Zach Witton: That’s correct. Okay, there’s two aspects. First, they’re looking at 120 banks – actually more than 120 banks – this time. Previously the European Banking Authority looked at around 90 banks, so you’ve got an extra 30 or so that are being covered.

Also the threshold that banks have to pass or fail this time is 5.5 percent, whereas previously it was five percent. So that means it’s that little bit harder for banks to pass it. We had this situation with the EBA tests, where some banks actually passed the stress tests but they subsequently in real life collapsed. So that’s why we really need the higher threshold, and the increased number of banks being examined, to increase confidence.

World Finance: Do you think it’s fair to have rigorous stress tests in the eurozone versus Asia as well as the US? Which are perceived as not having as strong a regulation in place?

I think it’s very crucial that Europe has rigorous stress tests. The reason is that Europe’s economy relies a lot more on bank credit than the US and other economies

Zach Witton: When you look at the US stress tests going at the moment and compare it to the European Central Bank’s comprehensive assessment, the ECB’s threshold is higher than the one that the US Federal Reserve uses, so, it is more stringent in that sense. You’ve also got the number of banks: the Federal Reserve looks at about 30 banks, whereas as I mentioned before, the European Central Bank is looking at more than 120.

I think it’s very crucial that Europe has rigorous stress tests. The reason is that Europe’s economy relies a lot more on bank credit than the US and other economies. You’ve got at the moment, banks aren’t lending to each other. That credit isn’t going through. So basically we need the tests to be rigorous so that banks lend to each other, and get the credit flowing again.

World Finance: And does the perception of the banking system in general then change because of these more stringent reforms?

Zach Witton: I think it really depends on the results. If the results are credible, I think the perception will improve. I think it’s important to remember that the US did some quite rigorous stress tests earlier on in about 2009, and the important thing was, they actually had a backstop. So some banks were identified as needing recaptalisation, and they weren’t able to get the money privately. And that government-backed backstop really reassured everyone that those banks wouldn’t fall over; they wouldn’t collapse. Unfortunately in Europe at the moment, we don’t have that same backstop, so that’s the major question mark over the whole tests.

World Finance: So what do you think will be the likely, or most likely, outcome of the EU stress tests?

You’ve got a situation where the tests have got to be credible. If no banks fail, their credibility will be brought into question

Zach Witton: That’s the $64,000 question! You’ve got a situation where the tests have got to be credible. If no banks fail, their credibility will be brought into question. So I think you’re going to have a number of banks failing. At the same time, if you have a large number of banks failing, you’ve got the risk of that triggering concern about the stability of the banking system in Europe. So the ECB has to really walk a very fine line between having some failures, but not too many. And I think in that sense, they’re really going to have a rigorous stress test, but one that isn’t too tough, or too onerous.

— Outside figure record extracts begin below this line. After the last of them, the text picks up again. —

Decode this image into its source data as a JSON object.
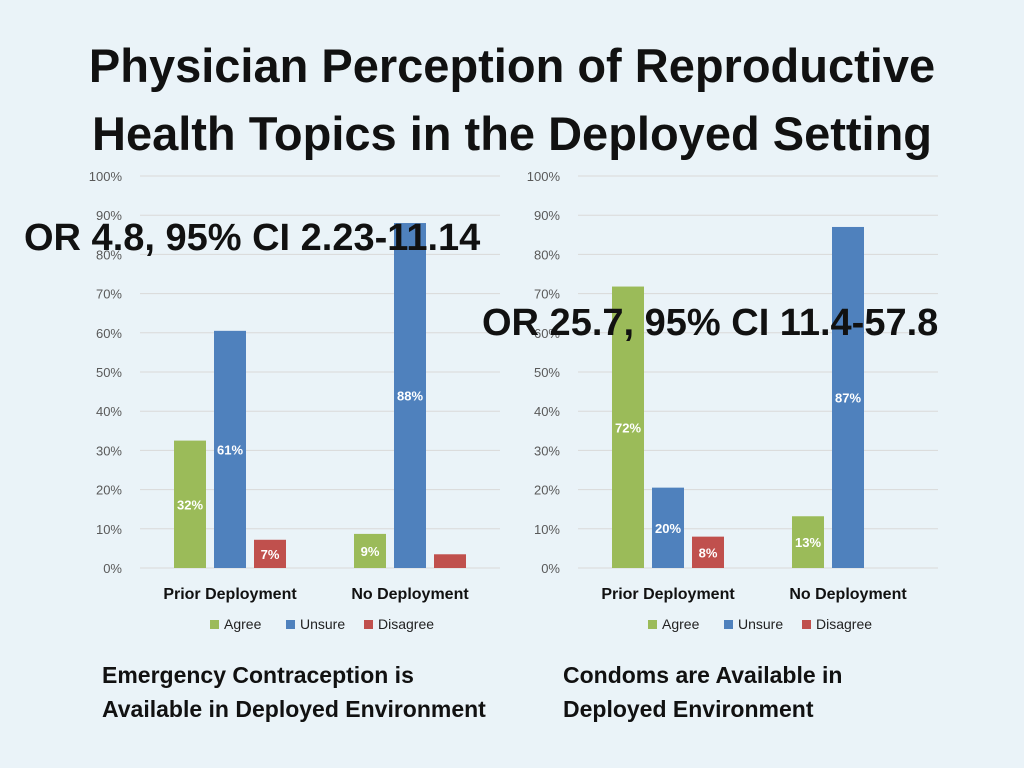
{
  "title_line1": "Physician Perception of Reproductive",
  "title_line2": "Health Topics in the Deployed Setting",
  "chart_data": [
    {
      "type": "bar",
      "title": "Emergency Contraception is Available in Deployed Environment",
      "categories": [
        "Prior Deployment",
        "No Deployment"
      ],
      "series": [
        {
          "name": "Agree",
          "color": "#9bbb59",
          "values": [
            32.5,
            8.7
          ],
          "labels": [
            "32%",
            "9%"
          ]
        },
        {
          "name": "Unsure",
          "color": "#4f81bd",
          "values": [
            60.5,
            88
          ],
          "labels": [
            "61%",
            "88%"
          ]
        },
        {
          "name": "Disagree",
          "color": "#c0504d",
          "values": [
            7.2,
            3.5
          ],
          "labels": [
            "7%",
            ""
          ]
        }
      ],
      "ylim": [
        0,
        100
      ],
      "yticks": [
        "0%",
        "10%",
        "20%",
        "30%",
        "40%",
        "50%",
        "60%",
        "70%",
        "80%",
        "90%",
        "100%"
      ],
      "legend": "bottom",
      "annotation": "OR 4.8, 95% CI 2.23-11.14"
    },
    {
      "type": "bar",
      "title": "Condoms are Available in Deployed Environment",
      "categories": [
        "Prior Deployment",
        "No Deployment"
      ],
      "series": [
        {
          "name": "Agree",
          "color": "#9bbb59",
          "values": [
            71.8,
            13.2
          ],
          "labels": [
            "72%",
            "13%"
          ]
        },
        {
          "name": "Unsure",
          "color": "#4f81bd",
          "values": [
            20.5,
            87
          ],
          "labels": [
            "20%",
            "87%"
          ]
        },
        {
          "name": "Disagree",
          "color": "#c0504d",
          "values": [
            8,
            0
          ],
          "labels": [
            "8%",
            ""
          ]
        }
      ],
      "ylim": [
        0,
        100
      ],
      "yticks": [
        "0%",
        "10%",
        "20%",
        "30%",
        "40%",
        "50%",
        "60%",
        "70%",
        "80%",
        "90%",
        "100%"
      ],
      "legend": "bottom",
      "annotation": "OR 25.7, 95% CI 11.4-57.8"
    }
  ],
  "captions": {
    "left_line1": "Emergency Contraception is",
    "left_line2": "Available in Deployed Environment",
    "right_line1": "Condoms are Available in",
    "right_line2": "Deployed Environment"
  }
}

World Finance: Was there anything particularly surprising that you found in putting together this report?

Zach Witton: There’s really more information to come out from the ECB. They have to release their asset quality review details, and that’s going to be at the end of this month. And then at the end of April they’ll be releasing the details of the stress tests. Now that is going to provide a lot more information, and that could have a few surprises in them.

For instance, how sovereign debt is treated: at the moment, sovereign debt on banks’ balance sheets is treated as risk-free, but they might actually penalise banks for holding sovereign debt. There’s also a question over whether banks that have taken a lot of liquidity from the European Central Bank are going to be penalised. So there’s still a lot of unanswered questions, and things that will be revealed in the coming months.